Although Kim says he believes that many customers find that it is an inconvenience to drive such distances for traditional food, it is not financially feasible for storeowners to open a Korean market in other areas. “The community is not there [in Monterey] to support a 20,000 square foot store,” Kim said.

The desire for this traditional food brings many Korean seniors to Super Kyo Po Plaza, as well as to other Korean grocery stores in the area. Kim sees many of his senior customers coming to his market with relatives via car. Kim also notes that a bus comes by a couple times a month carrying Korean American seniors from a nearby senior living complex.

“Korean food is one of those foods that, if you grew up on it, you have to keep eating it because of the spices and the flavor. Kimchi is one of those foods that, if you don’t eat it for one day, you miss it,” said Kim.

“We have a pretty loyal following of seniors because we have the traditional Korean vegetables, which are predominately made into kimchi. The seniors have a tendency to eat more Korean food than the 1.5th generation or the second generation.”

Loyalty is so strong that without nearby Korean markets, many seniors become malnourished.

Another Korean leader also named Steve Kim is a board member at the Korean American Community Services Agency. He said that seniors prefer sticking to foods known to them. When these seniors come to a situation in which they cannot access or afford Korean food, they stick to the bare minimum staples: rice and the customary dish, kimchi.

Kimchi is made of vegetables and is widely regarded as a healthy dish containing many vitamins. But those whose diets are solely made up of only these two dishes are malnourished, as they aren’t eating a full diet that contains protein, fruit, or dairy.

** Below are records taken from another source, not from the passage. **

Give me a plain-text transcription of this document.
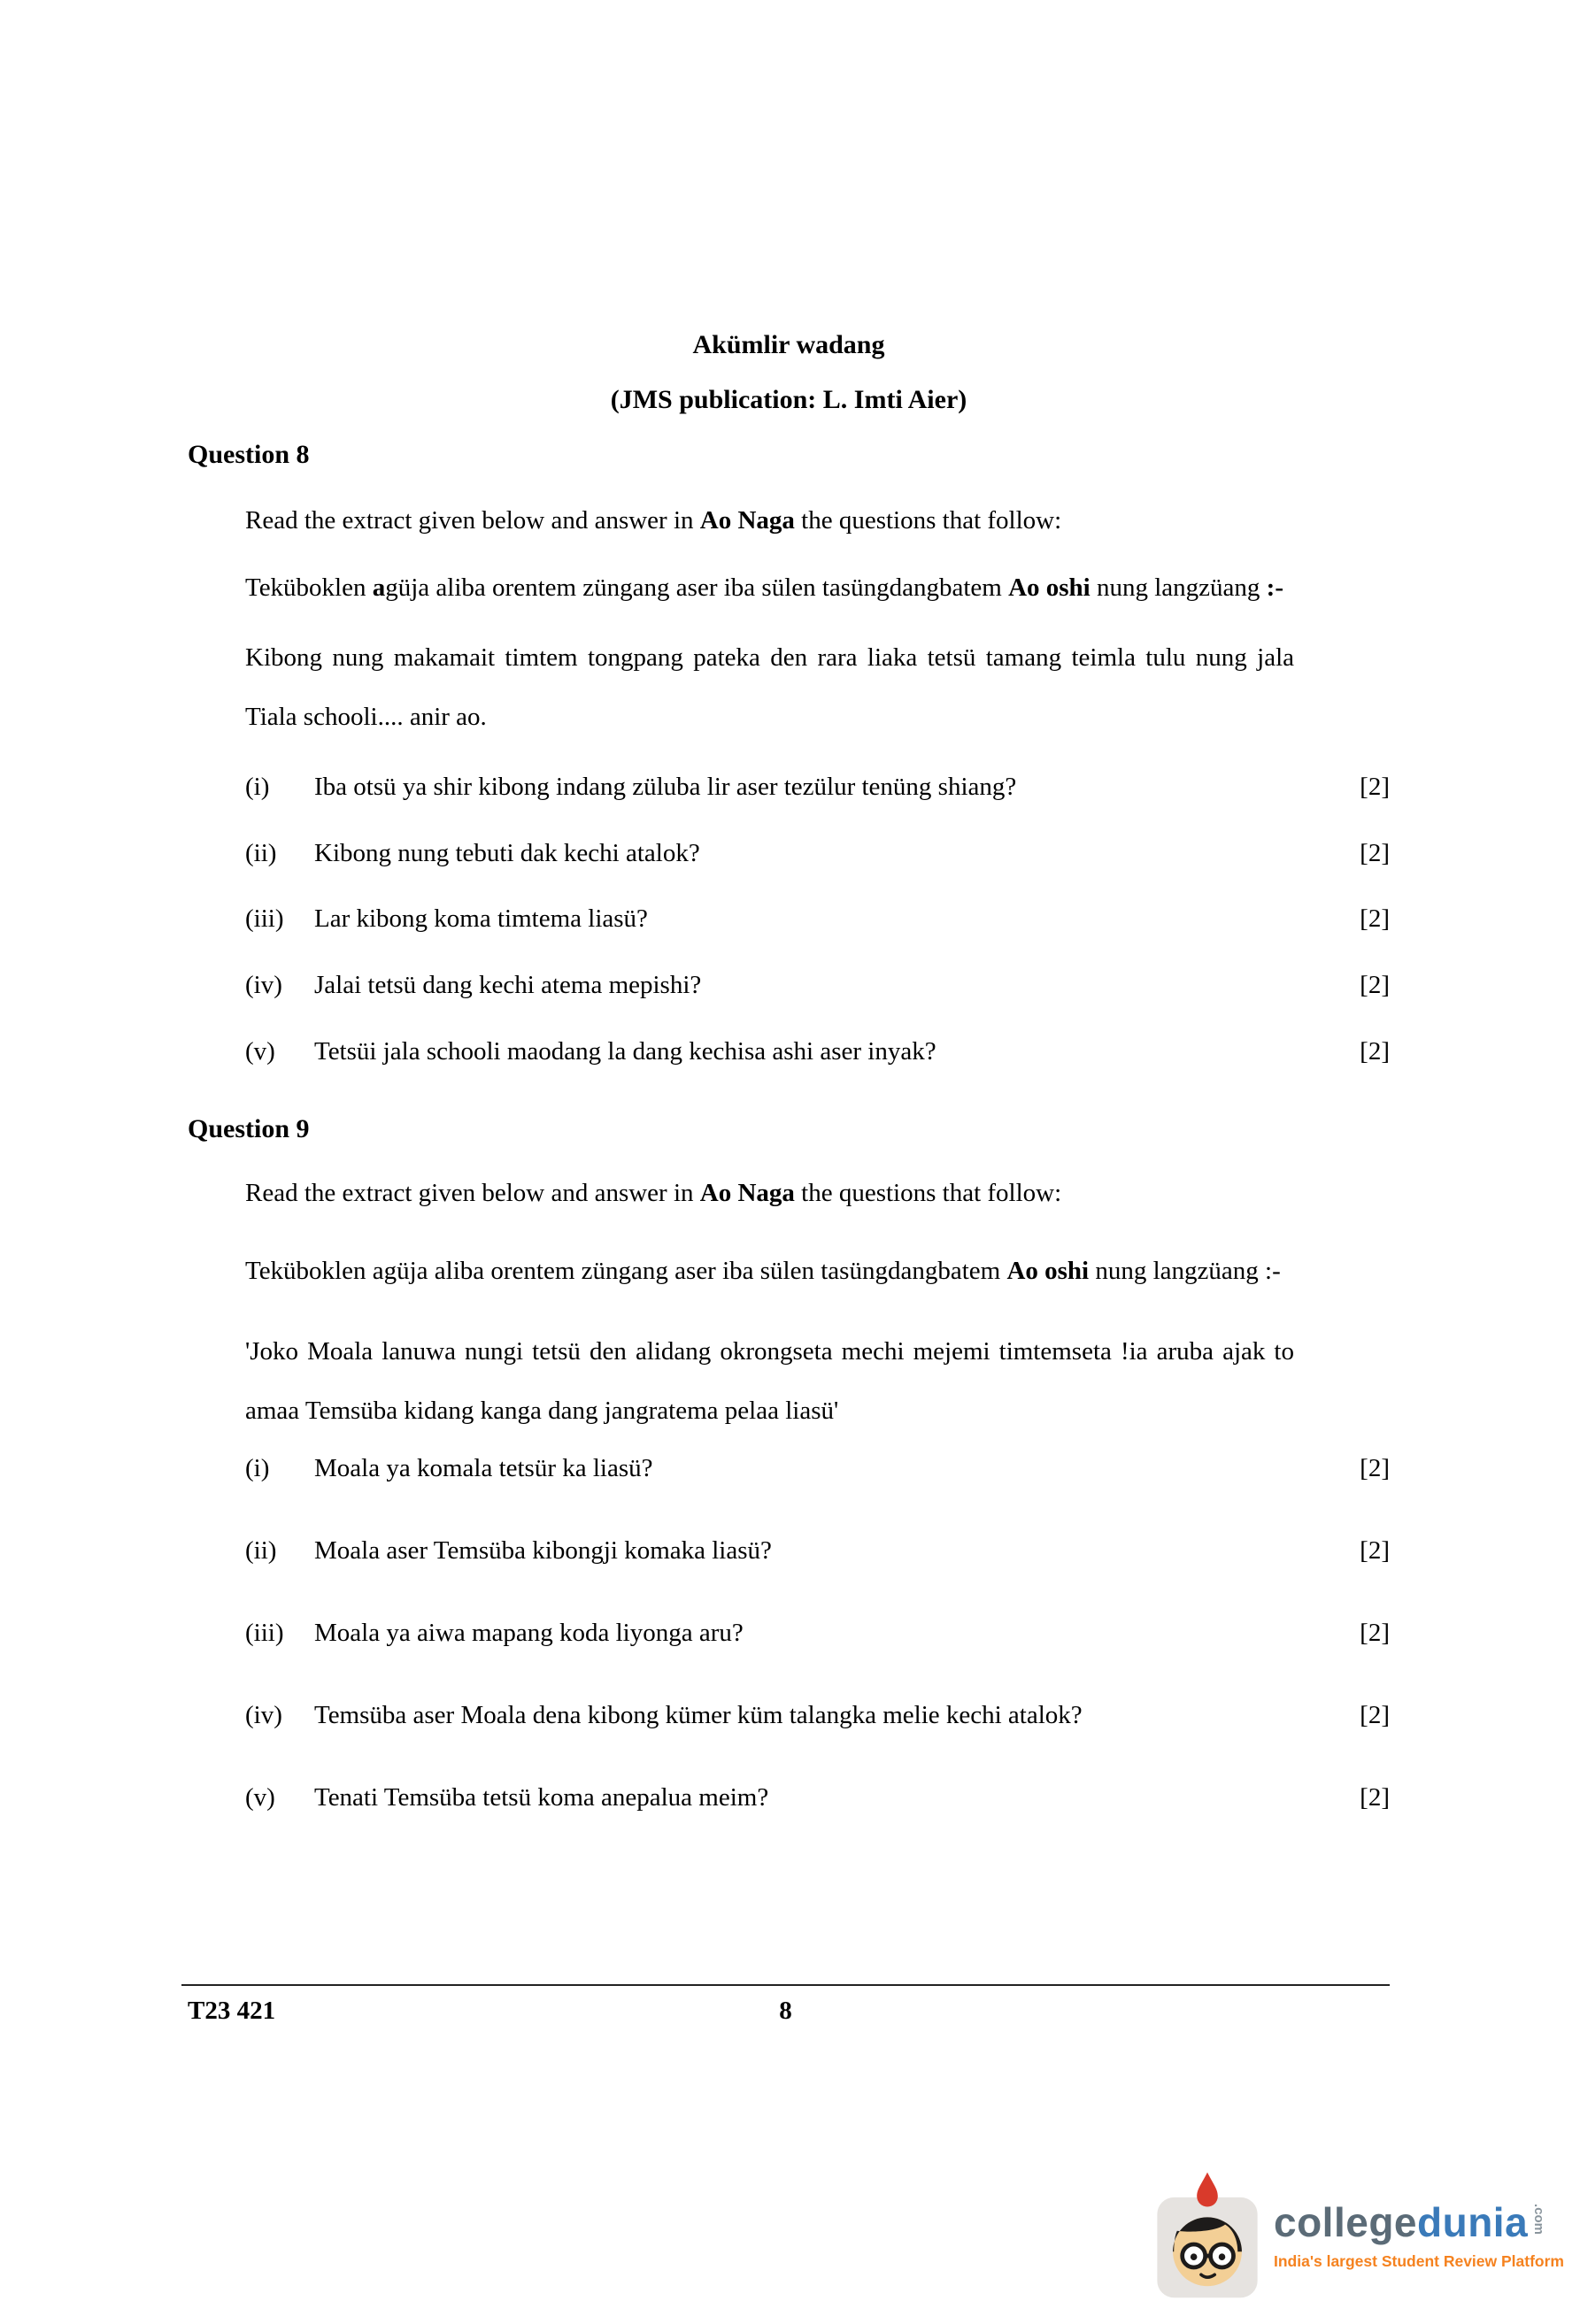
Akümlir wadang
(JMS publication: L. Imti Aier)
Question 8

Read the extract given below and answer in Ao Naga the questions that follow:

Teküboklen agüja aliba orentem züngang aser iba sülen tasüngdangbatem Ao oshi nung langzüang :-

Kibong nung makamait timtem tongpang pateka den rara liaka tetsü tamang teimla tulu nung jala Tiala schooli.... anir ao.

(i)	Iba otsü ya shir kibong indang züluba lir aser tezülur tenüng shiang?	[2]
(ii)	Kibong nung tebuti dak kechi atalok?	[2]
(iii)	Lar kibong koma timtema liasü?	[2]
(iv)	Jalai tetsü dang kechi atema mepishi?	[2]
(v)	Tetsüi jala schooli maodang la dang kechisa ashi aser inyak?	[2]
Question 9

Read the extract given below and answer in Ao Naga the questions that follow:

Teküboklen agüja aliba orentem züngang aser iba sülen tasüngdangbatem Ao oshi nung langzüang :-

'Joko Moala lanuwa nungi tetsü den alidang okrongseta mechi mejemi timtemseta !ia aruba ajak to amaa Temsüba kidang kanga dang jangratema pelaa liasü'

(i)	Moala ya komala tetsür ka liasü?	[2]
(ii)	Moala aser Temsüba kibongji komaka liasü?	[2]
(iii)	Moala ya aiwa mapang koda liyonga aru?	[2]
(iv)	Temsüba aser Moala dena kibong kümer küm talangka melie kechi atalok?	[2]
(v)	Tenati Temsüba tetsü koma anepalua meim?	[2]
T23 421	8
collegedunia .com
India's largest Student Review Platform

For many seniors, the only viable solution right now is through the Korean American Community Services (KACS) agency in San Jose. Every day, KACS offers a nutritious, dietician-approved traditional meal for seniors. They also offer a limited transportation service that brings seniors from their homes to the KACS building to take advantage of such services.

Super Kyo Po Plaza’s Kim had thought of conducting a delivery service, but it was financially and geographically irrational for his business. Aside from Santa Clara County, the Korean community is not concentrated enough in a particular area to warrant such a delivery service.

“For an American grocery store, they focus on customers that are in a 5 mile radius. That’s their target market. For us, a Korean store, our customers are spread out about 30, 40 miles. To try to do a deliver service just financially doesn’t make sense,” explained Kim.

Kim is looking into opening up another grocery store in the Pleasanton/Dublin area so that the Korean households living there don’t have to make the long drive. Since Walnut Creek and Concord are also close to this area, the population living in those towns would also benefit from such a store opening.

This project is still in the works. Due to the recession, customers aren’t buying as much. “Considering the way the economy is right now, there is too much uncertainty,” said Kim. “But it would be something to look at in the next couple of years.”

Eileen Eustaquio is a junior at Santa Clara University majoring in Public Health Science. Anna Prestbo, an SCU sophomore, helped edit this article.